Earlier in the day, he had rescued me when he spied me trying to get through a locked glass door in Portcullis House. I was in the process of being told by a policeman: “You can’t just wander around this place, sir”, when Ian opened the door from the inside and let me through.

 

Airport clash

A VETERAN airport campaigner and a Manchester MP clashed at a meeting of the Commons Transport Select Committee over to cost of air travel.

Jeff Gazzard, who lives near Manchester Airport and is a long-time opponent of the second runway, claimed that it is now as cheap to fly to Prague as catch a taxi into Manchester and demanded that air fares should be put up to discourage people from flying.

He was called to give evidence to the Committee - which is preparing a report into the future of aviation – as a director of the Aviation Environment Federation…and faced Blackley MP Graham Stringer who once led Manchester City Council - the airport’s biggest shareholder.

Submitting, Manchester Airport’s passenger figures, Mr Gazzard said: “We have some concerns that regional airports are overstating their case for expansion.

“The airport’s forecasts when seeking to build a second runway were a target of almost 30 million passengers by 2005 – actual numbers were 22 million representing a staggering 27 per cent shortfall.

“Similarly, aircraft movements are way below forecast too. This means that the economic benefits claimed at the time construction permission for the second runway was sought and obtained will also be significantly lower than predicted.
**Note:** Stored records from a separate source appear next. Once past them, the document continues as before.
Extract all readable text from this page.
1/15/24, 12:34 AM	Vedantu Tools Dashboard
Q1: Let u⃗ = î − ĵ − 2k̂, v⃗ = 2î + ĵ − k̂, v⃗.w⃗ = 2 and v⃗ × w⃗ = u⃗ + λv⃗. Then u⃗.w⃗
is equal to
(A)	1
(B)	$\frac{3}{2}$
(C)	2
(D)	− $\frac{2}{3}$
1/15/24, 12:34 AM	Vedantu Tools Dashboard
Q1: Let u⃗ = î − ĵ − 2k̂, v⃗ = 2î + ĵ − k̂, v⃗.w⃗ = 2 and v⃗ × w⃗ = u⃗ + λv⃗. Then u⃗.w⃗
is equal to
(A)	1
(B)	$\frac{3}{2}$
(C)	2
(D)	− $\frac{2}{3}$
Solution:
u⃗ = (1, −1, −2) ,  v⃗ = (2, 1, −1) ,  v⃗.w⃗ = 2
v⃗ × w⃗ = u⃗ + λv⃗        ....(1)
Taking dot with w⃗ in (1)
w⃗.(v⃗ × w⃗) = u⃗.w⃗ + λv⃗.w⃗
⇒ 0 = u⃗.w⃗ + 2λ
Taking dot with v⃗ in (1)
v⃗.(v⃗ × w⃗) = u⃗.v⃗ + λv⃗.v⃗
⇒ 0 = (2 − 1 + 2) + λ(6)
“We would ask the committee to note this underperformance by the UK’s largest airport outside London and the South East.”

Mr Stringer told him: “You do not like aviation and you are targeting it even though it only contributes five per cent of the pollution.

“How do you say to my constituents earning £15,000 a year and can just about manage one holiday a year to the Costa Brava that they should pay more?”

Mr Gazzard, who had also clashed with Sheffield MP Angela Smith about raising fares for ordinary people by imposing air passenger duty, replied: “People who fly once a year to the Costa Brava need have anything to fear from between £3 and £30 of the price of air tickets.”